Robert Seethaler beschreibt in seinem Stück „Der Trafikant“ eine kurze Episode österreichischer Geschichte: Von Sommer 1937 bis März 1938, als Österreich von Hitler „heim ins Reich“ geholt wird, gibt der Autor Einblick in das Leben des 17-jährigen Bauernjungen Franz Huchel (gespielt von Felix Jeiter), der sorglos am idyllischen Attersee aufwächst, kurz in der pulsierenden Metropole Wien lebt und liebt und schließlich ein Opfer der NS-Schergen wird. Politisch unbedarft, gerät Franz in den unbarmherzigen Sog der Geschichte. Nach Wien muss er überhaupt erst, weil der Familienernährer stirbt und die Mutter (Sabine Bräuning) ihren Sohn nicht allein versorgen kann. Franz kommt beim Jugendfreund der Mutter unter – Otto Trsnjek (Martin Theuer), Betreiber einer so genannten Trafik, der weist „den Buam“ indes in die hohe Kunst des Tabak- und Zeitungsverkaufens ein.

Die Stammkunden der Trafik bilden die bunte Melange der damaligen Wiener Gesellschaft ab, da gibt es die Frau Dr. Dr., die sich ihre akademischen Titel erheiratet hat und gerne „Die Reichspost“ liest, den „Roten Egon“, der die Internationale pfeift, wenn er das Büdchen betritt, eine Verrückte, die von Otto auch mal etwas umsonst zugesteckt bekommt, und nicht zuletzt den alten und kranken Sigmund Freud (Peter Kaghanovitch), mit dem Franz Freundschaft schließt und ihn in Lebens- und Liebesdingen um Rat fragt, bevor der Begründer der Psychoanalyse, als Jude im Visier der Nazis, nach London emigriert.

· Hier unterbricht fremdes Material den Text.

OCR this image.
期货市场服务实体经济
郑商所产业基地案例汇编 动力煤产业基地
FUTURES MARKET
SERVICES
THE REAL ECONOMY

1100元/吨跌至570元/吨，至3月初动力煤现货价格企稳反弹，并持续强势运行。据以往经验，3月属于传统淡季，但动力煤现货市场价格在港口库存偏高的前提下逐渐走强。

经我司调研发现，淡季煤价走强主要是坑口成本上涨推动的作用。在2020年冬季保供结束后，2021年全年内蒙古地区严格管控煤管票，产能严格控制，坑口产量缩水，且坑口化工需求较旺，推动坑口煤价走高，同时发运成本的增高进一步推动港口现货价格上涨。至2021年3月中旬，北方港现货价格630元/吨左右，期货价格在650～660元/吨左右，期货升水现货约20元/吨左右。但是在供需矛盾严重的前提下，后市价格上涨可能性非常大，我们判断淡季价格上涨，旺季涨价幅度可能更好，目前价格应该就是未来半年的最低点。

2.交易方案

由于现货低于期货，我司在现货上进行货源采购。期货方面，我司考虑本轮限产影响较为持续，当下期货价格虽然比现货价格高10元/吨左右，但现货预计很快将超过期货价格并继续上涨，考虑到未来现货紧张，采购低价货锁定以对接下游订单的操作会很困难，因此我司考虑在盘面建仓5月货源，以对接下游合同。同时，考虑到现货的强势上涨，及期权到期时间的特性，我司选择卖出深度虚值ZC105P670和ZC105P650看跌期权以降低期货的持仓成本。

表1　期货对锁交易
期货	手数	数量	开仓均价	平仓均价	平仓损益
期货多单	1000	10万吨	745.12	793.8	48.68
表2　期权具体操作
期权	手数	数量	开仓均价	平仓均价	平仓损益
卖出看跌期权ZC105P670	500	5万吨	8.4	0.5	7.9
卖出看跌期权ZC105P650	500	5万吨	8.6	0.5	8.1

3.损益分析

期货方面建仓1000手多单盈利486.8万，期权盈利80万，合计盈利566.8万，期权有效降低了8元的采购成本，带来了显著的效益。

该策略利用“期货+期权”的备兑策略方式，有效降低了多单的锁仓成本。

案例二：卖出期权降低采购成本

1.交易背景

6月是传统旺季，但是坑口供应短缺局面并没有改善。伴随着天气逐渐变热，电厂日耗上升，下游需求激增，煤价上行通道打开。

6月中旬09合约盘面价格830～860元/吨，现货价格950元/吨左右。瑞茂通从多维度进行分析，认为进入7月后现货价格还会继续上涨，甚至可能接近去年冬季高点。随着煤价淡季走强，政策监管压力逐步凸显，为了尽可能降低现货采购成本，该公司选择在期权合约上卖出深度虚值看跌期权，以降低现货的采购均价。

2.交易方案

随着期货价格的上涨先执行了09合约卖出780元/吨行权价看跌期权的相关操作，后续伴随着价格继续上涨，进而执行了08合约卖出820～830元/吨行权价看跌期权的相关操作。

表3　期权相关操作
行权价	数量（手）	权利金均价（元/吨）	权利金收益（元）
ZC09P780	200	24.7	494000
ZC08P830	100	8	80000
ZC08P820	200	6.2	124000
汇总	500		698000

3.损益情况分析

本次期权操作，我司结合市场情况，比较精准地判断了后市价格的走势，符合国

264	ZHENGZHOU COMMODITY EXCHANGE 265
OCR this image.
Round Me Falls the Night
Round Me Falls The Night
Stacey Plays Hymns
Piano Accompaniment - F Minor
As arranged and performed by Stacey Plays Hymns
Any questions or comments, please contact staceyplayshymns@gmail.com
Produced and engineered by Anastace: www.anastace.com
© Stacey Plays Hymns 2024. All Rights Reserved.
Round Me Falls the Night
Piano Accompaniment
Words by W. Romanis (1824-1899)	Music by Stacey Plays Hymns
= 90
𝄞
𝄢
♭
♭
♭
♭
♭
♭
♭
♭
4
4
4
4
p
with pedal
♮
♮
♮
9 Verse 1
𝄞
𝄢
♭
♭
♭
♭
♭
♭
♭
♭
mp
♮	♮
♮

Als Franz an der Liebe verzweifelt, weil die Böhmin Anezka (verkörpert von Nina Mohr) seine Gefühle nicht erwidert, sondern immer gerade mit dem schläft, der ihr nützlich ist, wagt er es, den Nazis einen Streich zu spielen.

Schauspieler Martin Theuer spielte die Figur des Trafikanten Otto gekonnt schnoddrig-unprätentiös und hellwach. Als Kriegsveteran und eifriger Zeitungsleser versteht er die Zeichen der Zeit ganz genau.

Eine besondere schauspielerische Leistung lieferten an diesem Abend in Göppingen die Akteure Antonio Lallo, Frank Ehrhardt und Ursula Berlinghof: Zu dritt meisterten sie mehr als ein Dutzend Nebenrollen. Im schnellen Wandel die Authentizität der Figuren zu wahren – das ist große Kunst.

Etwas künstlich, deswegen aber nicht minder eindrucksvoll, ist die Bühnenmusik, um die sich live der Musiker und Schlagwerker Steffen Moddrow kümmerte.

Von „Ein starkes Team“ bis „Der Trafikant“

Autor Robert Seethaler wurde am 7. August 1966 in Wien geboren, besuchte die Schauspielschule in Wien und wirkte in einer Vielzahl von Produktionen für Kino und Fernsehen sowie an Theatern in Wien, Berlin, Stuttgart und Hamburg mit. Dem Fernsehpublikum ist er als Dr. Kneissler in der Serie „Ein starkes Team“ bekannt. Von Seethaler erschienen auch die Romane „Die Biene und der Kurt“, „Die weiteren Aussichten“, „Jetzt wird’s ernst“, „Der Trafikant“ sowie „Ein ganzes Leben“. Für seine Werke erhielt er zahlreiche Preise und Stipendien.